Electric vs. Gas-Powered Vehicles
Although charging cost is not the only factor to consider when purchasing a Tesla, it is helpful to understand how these costs will impact your ownership. Fortunately, given the relatively low price of electricity in the US, along with the increasingly efficient batteries in these cars, these costs continue to go down.
Still, not everyone is comfortable with going electric. Despite ranges that beat most standard gas-powered cars, the infamous “range anxiety” remains a common criticism of the electric vehicle. Uncertainty about when and where the car can be charged is enough to stop some from leaving their gas-powered car behind.
Upfront costs are another area where electric vehicles may lose out to gas-powered cars.

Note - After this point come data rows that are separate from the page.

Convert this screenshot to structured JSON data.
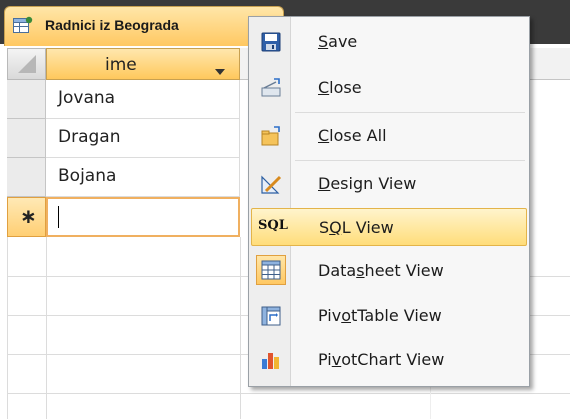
{
  "tab": {
    "title": "Radnici iz Beograda",
    "icon": "query-icon"
  },
  "datasheet": {
    "column_header": "ime",
    "rows": [
      "Jovana",
      "Dragan",
      "Bojana"
    ],
    "new_row_marker": "∗"
  },
  "context_menu": {
    "items": [
      {
        "pre": "",
        "u": "S",
        "post": "ave",
        "icon": "save-icon"
      },
      {
        "pre": "",
        "u": "C",
        "post": "lose",
        "icon": "close-icon"
      },
      {
        "pre": "",
        "u": "C",
        "post": "lose All",
        "icon": "close-all-icon"
      },
      {
        "pre": "",
        "u": "D",
        "post": "esign View",
        "icon": "design-view-icon"
      },
      {
        "pre": "S",
        "u": "Q",
        "post": "L View",
        "icon": "sql-view-icon",
        "icon_text": "SQL"
      },
      {
        "pre": "Data",
        "u": "s",
        "post": "heet View",
        "icon": "datasheet-view-icon"
      },
      {
        "pre": "Piv",
        "u": "o",
        "post": "tTable View",
        "icon": "pivottable-view-icon"
      },
      {
        "pre": "Pi",
        "u": "v",
        "post": "otChart View",
        "icon": "pivotchart-view-icon"
      }
    ]
  }
}
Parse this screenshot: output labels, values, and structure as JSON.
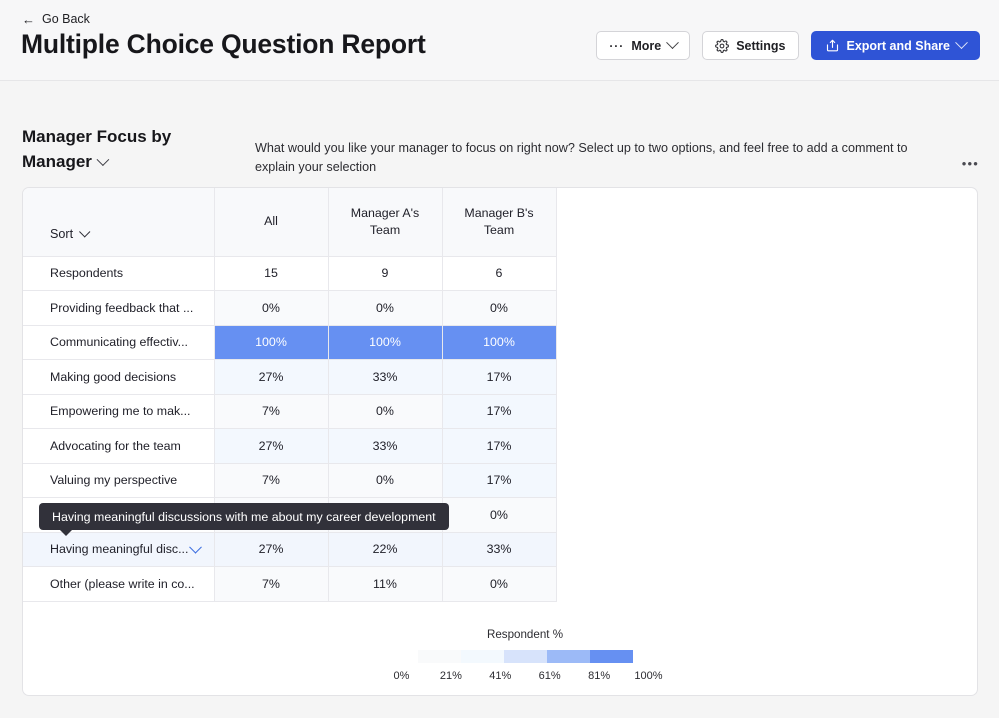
{
  "topbar": {
    "go_back": "Go Back",
    "back_arrow_icon": "arrow-left-icon",
    "title": "Multiple Choice Question Report",
    "buttons": [
      {
        "label": "More",
        "icon": "ellipsis-icon",
        "chevron": true,
        "primary": false
      },
      {
        "label": "Settings",
        "icon": "gear-icon",
        "chevron": false,
        "primary": false
      },
      {
        "label": "Export and Share",
        "icon": "share-icon",
        "chevron": true,
        "primary": true
      }
    ]
  },
  "section": {
    "title": "Manager Focus by Manager",
    "title_chevron_icon": "chevron-down-icon",
    "description": "What would you like your manager to focus on right now? Select up to two options, and feel free to add a comment to explain your selection",
    "more_menu_icon": "ellipsis-horizontal-icon",
    "more_menu_label": "•••"
  },
  "table": {
    "sort_label": "Sort",
    "sort_chevron_icon": "chevron-down-icon",
    "columns": [
      "All",
      "Manager A's Team",
      "Manager B's Team"
    ],
    "rows": [
      {
        "label": "Respondents",
        "values": [
          "15",
          "9",
          "6"
        ],
        "shades": [
          "h0",
          "h0",
          "h0"
        ],
        "hovered": false
      },
      {
        "label": "Providing feedback that ...",
        "values": [
          "0%",
          "0%",
          "0%"
        ],
        "shades": [
          "h1",
          "h1",
          "h1"
        ],
        "hovered": false
      },
      {
        "label": "Communicating effectiv...",
        "values": [
          "100%",
          "100%",
          "100%"
        ],
        "shades": [
          "h5",
          "h5",
          "h5"
        ],
        "hovered": false
      },
      {
        "label": "Making good decisions",
        "values": [
          "27%",
          "33%",
          "17%"
        ],
        "shades": [
          "h2",
          "h2",
          "h2"
        ],
        "hovered": false
      },
      {
        "label": "Empowering me to mak...",
        "values": [
          "7%",
          "0%",
          "17%"
        ],
        "shades": [
          "h1",
          "h1",
          "h2"
        ],
        "hovered": false
      },
      {
        "label": "Advocating for the team",
        "values": [
          "27%",
          "33%",
          "17%"
        ],
        "shades": [
          "h2",
          "h2",
          "h2"
        ],
        "hovered": false
      },
      {
        "label": "Valuing my perspective",
        "values": [
          "7%",
          "0%",
          "17%"
        ],
        "shades": [
          "h1",
          "h1",
          "h2"
        ],
        "hovered": false
      },
      {
        "label": "Having meaningful disc...",
        "values": [
          "",
          "",
          "0%"
        ],
        "shades": [
          "h1",
          "h1",
          "h1"
        ],
        "hovered": false
      },
      {
        "label": "Having meaningful disc...",
        "values": [
          "27%",
          "22%",
          "33%"
        ],
        "shades": [
          "h2",
          "h2",
          "h2"
        ],
        "hovered": true
      },
      {
        "label": "Other (please write in co...",
        "values": [
          "7%",
          "11%",
          "0%"
        ],
        "shades": [
          "h1",
          "h1",
          "h1"
        ],
        "hovered": false
      }
    ]
  },
  "tooltip": {
    "text": "Having meaningful discussions with me about my career development"
  },
  "legend": {
    "title": "Respondent %",
    "swatches": [
      "#f9fafb",
      "#f3f9fe",
      "#d7e3fb",
      "#9cbaf7",
      "#6690f2"
    ],
    "ticks": [
      "0%",
      "21%",
      "41%",
      "61%",
      "81%",
      "100%"
    ]
  }
}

It is not hard to find a quality gas vehicle for less than half the cost of the cheapest Tesla model. While manufacturers continue to work towards improving affordability, there is still some time until a Tesla becomes an affordable option for all car buyers.
There is also the experience of driving to consider. Teslas offer an otherworldly driving experience with incredible performance coupled with a nearly silent motor, along with impressive technology, autopilot features, and much more. Still, some owners prefer a more traditional drive, especially those who love a manual transmission.
Regardless of your preferences, there is no denying that owning an electric vehicle is becoming more and more affordable, and these costs are likely to only go down as technology continues to improve.